Formation of supermassive black holes
Université de Zurich
Tue, Jan. 11th 2011, 11:00
Salle Claude Itzykson, Bât. 774, Orme des Merisiers
Supermassive black holes are black holes weighting a million to several billion solar masses and are ubiquitous at the center of galaxies. Their formation mechanism is still a puzzle. In a conventional scenario they assemble slowly in a bottom-up fashion, starting from small black hole ``seeds'' originating from the collapse of the first stars that formed in the Universe, which weighted around hundred solar masses. Such ``seeds'' would grow slowly by accreting gas from the surrounding proto-galaxy and via merging with other black hole seeds as protogalaxies merged with one another. However, in the last decade astronomical observations have shown that black holes of a billion solar mass formed in less than a billion years after the Big Bang, too fast for the conventional bottom-up scenario. An alternative model postulates that supermassive black holes arose quickly after the Big Bang because they were formed already big, from the rapid gravitational collapse of a supermassive gas cloud of more than a million solar masses. However, so far it was unclear how such a cloud could be assembled in the first place.
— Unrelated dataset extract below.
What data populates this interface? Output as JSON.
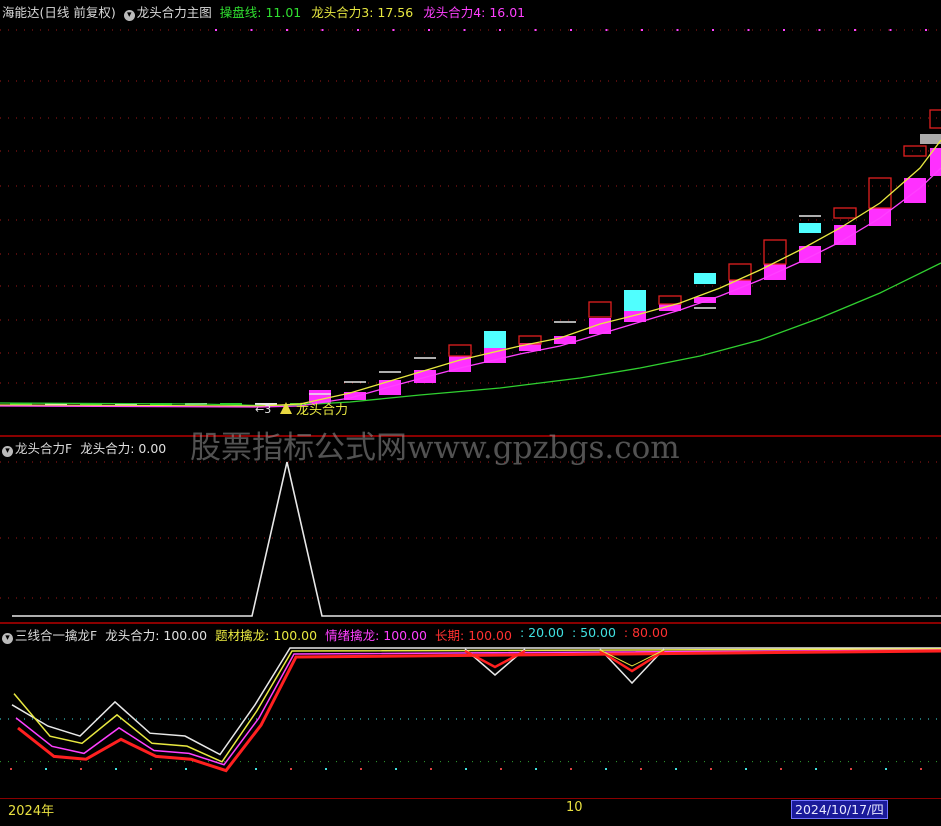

We show, using supercomputer simulations, that such super-clouds arise naturally from the collision of the most massive among protogalaxies, only a few hundred million years after the Big Bang. Gravitational torques and shocks cause a runaway loss of angular momentum in the interstellar gas of the colliding galaxies; the gas is accumulated at the very center in a cloud of about a light-year in size, weighting more than a hundred million solar masses. The cloud continues to contract down to the resolution limit of the computations, still in the newtonian regime, under its own gravity. Future calculations extending into the general relativistic regime will explore the final collapse of the cloud into a supermassive black hole.